A. Colin Cameron, professor of economics at UC-Davis, said a significant portion of California’s high poverty reflects the state’s large number of immigrants. “While many immigrants are well educated and high-paid, there are also many immigrants who are low skilled and have poor English [skills],” he noted. Indeed, according to PPIC, California, with more than 10 million immigrants, has more than any other state – or one-fourth of the nation’s entire population of foreign-born residents. In 2011, 27 percent of the state’s population was foreign-born (primarily Latin America but also Asia), about double the U.S. percentage. Nearly half (47 percent) of California’s immigrants are naturalized U.S. citizens, and another 26 percent have some other legal status. But according to the Department of Homeland Security, about 27 percent of immigrants in California are undocumented.
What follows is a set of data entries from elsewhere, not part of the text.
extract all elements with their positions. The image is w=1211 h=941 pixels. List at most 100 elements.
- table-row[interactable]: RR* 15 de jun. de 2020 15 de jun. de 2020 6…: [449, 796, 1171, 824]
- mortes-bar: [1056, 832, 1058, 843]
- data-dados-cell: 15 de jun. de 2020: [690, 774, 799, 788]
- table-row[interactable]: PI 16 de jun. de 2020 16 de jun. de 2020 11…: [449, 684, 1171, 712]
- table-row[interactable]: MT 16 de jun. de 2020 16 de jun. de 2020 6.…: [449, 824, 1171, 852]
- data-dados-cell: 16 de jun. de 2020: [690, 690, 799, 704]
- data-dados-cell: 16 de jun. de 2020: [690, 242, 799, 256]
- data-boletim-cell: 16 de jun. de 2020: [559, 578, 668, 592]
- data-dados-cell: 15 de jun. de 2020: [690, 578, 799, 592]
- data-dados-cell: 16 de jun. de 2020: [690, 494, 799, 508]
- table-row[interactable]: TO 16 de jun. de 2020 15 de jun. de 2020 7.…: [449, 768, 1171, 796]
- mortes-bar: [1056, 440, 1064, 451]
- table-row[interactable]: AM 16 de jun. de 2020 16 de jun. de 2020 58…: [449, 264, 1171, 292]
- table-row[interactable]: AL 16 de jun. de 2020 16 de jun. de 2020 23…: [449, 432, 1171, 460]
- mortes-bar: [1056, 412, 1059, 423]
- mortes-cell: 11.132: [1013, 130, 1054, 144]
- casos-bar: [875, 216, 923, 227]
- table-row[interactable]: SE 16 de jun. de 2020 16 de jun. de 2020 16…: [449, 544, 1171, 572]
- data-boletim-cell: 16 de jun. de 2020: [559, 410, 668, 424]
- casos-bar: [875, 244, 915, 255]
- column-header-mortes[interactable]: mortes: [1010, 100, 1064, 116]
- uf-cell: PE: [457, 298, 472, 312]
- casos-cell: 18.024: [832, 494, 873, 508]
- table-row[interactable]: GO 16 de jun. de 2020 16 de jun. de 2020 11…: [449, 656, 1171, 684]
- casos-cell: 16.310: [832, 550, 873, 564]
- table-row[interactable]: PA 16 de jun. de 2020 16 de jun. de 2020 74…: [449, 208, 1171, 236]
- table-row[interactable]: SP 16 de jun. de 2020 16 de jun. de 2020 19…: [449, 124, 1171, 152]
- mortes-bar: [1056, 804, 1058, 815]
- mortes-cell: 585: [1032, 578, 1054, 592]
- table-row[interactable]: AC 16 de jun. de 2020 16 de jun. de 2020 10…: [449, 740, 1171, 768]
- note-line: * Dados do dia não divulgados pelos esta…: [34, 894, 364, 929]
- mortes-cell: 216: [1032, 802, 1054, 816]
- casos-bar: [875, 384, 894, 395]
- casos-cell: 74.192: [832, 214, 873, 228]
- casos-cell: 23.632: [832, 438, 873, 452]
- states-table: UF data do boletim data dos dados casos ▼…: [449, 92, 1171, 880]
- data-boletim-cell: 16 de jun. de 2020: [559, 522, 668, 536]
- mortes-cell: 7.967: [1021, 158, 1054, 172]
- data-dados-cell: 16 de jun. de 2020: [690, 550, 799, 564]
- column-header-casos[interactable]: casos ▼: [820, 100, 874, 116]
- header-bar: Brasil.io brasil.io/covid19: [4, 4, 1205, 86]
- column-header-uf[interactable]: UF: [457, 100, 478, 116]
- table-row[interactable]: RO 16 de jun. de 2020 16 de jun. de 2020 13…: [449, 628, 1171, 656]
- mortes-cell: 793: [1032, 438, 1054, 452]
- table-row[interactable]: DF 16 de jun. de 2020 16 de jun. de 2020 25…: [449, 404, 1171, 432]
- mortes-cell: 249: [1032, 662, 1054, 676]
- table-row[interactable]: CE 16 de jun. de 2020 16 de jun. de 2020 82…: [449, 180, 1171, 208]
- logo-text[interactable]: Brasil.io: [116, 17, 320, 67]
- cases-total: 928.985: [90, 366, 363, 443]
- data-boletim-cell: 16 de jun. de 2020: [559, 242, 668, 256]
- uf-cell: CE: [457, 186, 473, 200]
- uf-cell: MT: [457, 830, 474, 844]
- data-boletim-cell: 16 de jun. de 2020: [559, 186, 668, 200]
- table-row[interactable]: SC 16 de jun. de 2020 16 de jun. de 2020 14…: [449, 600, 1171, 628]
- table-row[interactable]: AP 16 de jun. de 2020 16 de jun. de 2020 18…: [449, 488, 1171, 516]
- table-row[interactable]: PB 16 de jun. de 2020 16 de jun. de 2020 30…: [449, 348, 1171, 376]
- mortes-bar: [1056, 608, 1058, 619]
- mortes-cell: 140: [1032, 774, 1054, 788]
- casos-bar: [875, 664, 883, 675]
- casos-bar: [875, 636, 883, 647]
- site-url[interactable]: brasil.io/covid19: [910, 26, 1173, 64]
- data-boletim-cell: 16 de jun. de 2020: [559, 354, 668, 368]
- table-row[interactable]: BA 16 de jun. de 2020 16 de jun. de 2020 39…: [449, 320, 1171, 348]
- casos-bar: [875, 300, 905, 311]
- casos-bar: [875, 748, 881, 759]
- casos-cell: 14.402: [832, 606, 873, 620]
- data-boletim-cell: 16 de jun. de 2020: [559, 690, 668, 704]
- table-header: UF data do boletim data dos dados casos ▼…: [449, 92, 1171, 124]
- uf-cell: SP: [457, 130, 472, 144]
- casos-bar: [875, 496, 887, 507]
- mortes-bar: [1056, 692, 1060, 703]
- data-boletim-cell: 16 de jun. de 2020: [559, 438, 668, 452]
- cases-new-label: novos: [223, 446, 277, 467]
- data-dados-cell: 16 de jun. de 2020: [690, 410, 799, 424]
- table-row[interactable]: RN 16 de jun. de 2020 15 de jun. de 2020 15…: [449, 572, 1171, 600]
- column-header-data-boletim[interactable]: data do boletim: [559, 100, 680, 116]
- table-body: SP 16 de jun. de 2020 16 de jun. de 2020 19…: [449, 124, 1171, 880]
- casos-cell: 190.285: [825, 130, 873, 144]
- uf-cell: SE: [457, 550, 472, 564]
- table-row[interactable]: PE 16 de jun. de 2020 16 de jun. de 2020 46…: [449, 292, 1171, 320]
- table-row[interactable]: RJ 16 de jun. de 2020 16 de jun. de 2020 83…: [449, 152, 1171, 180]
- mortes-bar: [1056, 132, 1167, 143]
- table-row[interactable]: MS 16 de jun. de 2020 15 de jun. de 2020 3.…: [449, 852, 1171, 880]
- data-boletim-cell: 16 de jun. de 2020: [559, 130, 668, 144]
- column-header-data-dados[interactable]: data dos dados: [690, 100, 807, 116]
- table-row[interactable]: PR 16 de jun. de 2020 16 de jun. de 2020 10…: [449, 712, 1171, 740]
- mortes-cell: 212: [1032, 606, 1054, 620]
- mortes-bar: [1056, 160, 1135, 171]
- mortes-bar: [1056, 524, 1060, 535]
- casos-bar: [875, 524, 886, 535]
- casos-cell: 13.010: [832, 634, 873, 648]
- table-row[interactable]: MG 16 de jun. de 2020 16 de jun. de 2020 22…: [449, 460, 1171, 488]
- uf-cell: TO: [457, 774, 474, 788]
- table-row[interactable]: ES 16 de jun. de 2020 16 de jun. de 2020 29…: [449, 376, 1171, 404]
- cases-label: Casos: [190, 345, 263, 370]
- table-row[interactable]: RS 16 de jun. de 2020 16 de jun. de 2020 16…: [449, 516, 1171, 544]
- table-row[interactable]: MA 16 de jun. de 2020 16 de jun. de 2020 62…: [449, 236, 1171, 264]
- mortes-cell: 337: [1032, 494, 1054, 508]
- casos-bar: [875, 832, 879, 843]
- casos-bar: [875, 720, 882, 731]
Meanwhile, the trends towards a bifurcated society in California have been percolating for decades. “Nearly 30 years ago, [I] wrote a book about California and its future, suggesting that despite its egalitarian and upwardly mobile pretensions, the state was evolving into a two-tier society of haves and have-nots,” Dan Walters wrote in the Sacramento Bee newspaper. “Unfortunately, that has become its reality and while the state’s media and political elites may sneer at Texas and other states that lack our mild weather and scenic attributes, they should note that Texas’ poverty rate is just two-thirds of California’s and Iowa’s is just one-third. You can’t eat an ocean view.”

Poverty will likely emerge as a dominant theme in this year's gubernatorial campaign in California. Neel Kashkari, a former U.S. Treasury official who played a major role in the federal government's bank bailouts and who has announced he will run for governor as a Republican, has criticized Brown (his presumptive challenger), for failing to alleviate poverty in the state. “The status quo is unacceptable,'' Kashkari said at a speech at California State University unveiling his candidacy for the state's highest office. “Governor Brown may claim a ‘California comeback,’ but the truth is that he has forgotten the millions of California families who are struggling.”

Assemblyman Tim Donnelly, a Tea Party favorite who will also run for governor, said Brown "has repeatedly failed to address how he intends to get the state back to work and return prosperity to California." Republicans also point to the state’s massive debt crisis – not only a $24.9 billion “wall of debt,” but also $330 billion “skyline” of other liabilities, including $80 billion needed to cover teachers' pensions and $64 billion to pay for state workers' health care in retirement.

California's GOP (a party now in serious decline in the state) also criticized Brown for failing to mention poverty in his recent 'State of the State' address. But last year, during an interview on National Public Radio, Brown addressed the poverty rate by describing it as "the flip side of California's incredible attractiveness and prosperity,” citing the large number of unskilled immigrants. But that hasn’t appeased Brown’s opponents, on the right or left.

Ellen Brown, an attorney, president of the Public Banking Institute, and who is running for state treasurer under the Green Party banner, complained that under Brown's austerity budget, welfare payments, health care for the poor, and benefits for the elderly and disabled have been slashed, state workers have been downsized, and school districts in need of cash have been reduced to borrowing through bonds bearing interest rates as exorbitant as 300 percent. “California cannot solve its budget problems by slashing services that have already been cut to the bone or raising sales taxes that hurt the poor far more than the rich,” she wrote. “We are fighting over a pie that remains too small.”

But Stevens of UC-Davis is cautiously optimistic about the state’s near future. “I do not expect poverty in California to worsen substantially in the coming years,” she said. “Like the rest of the country, the state seems to be recovering, slowly, from the great recession.”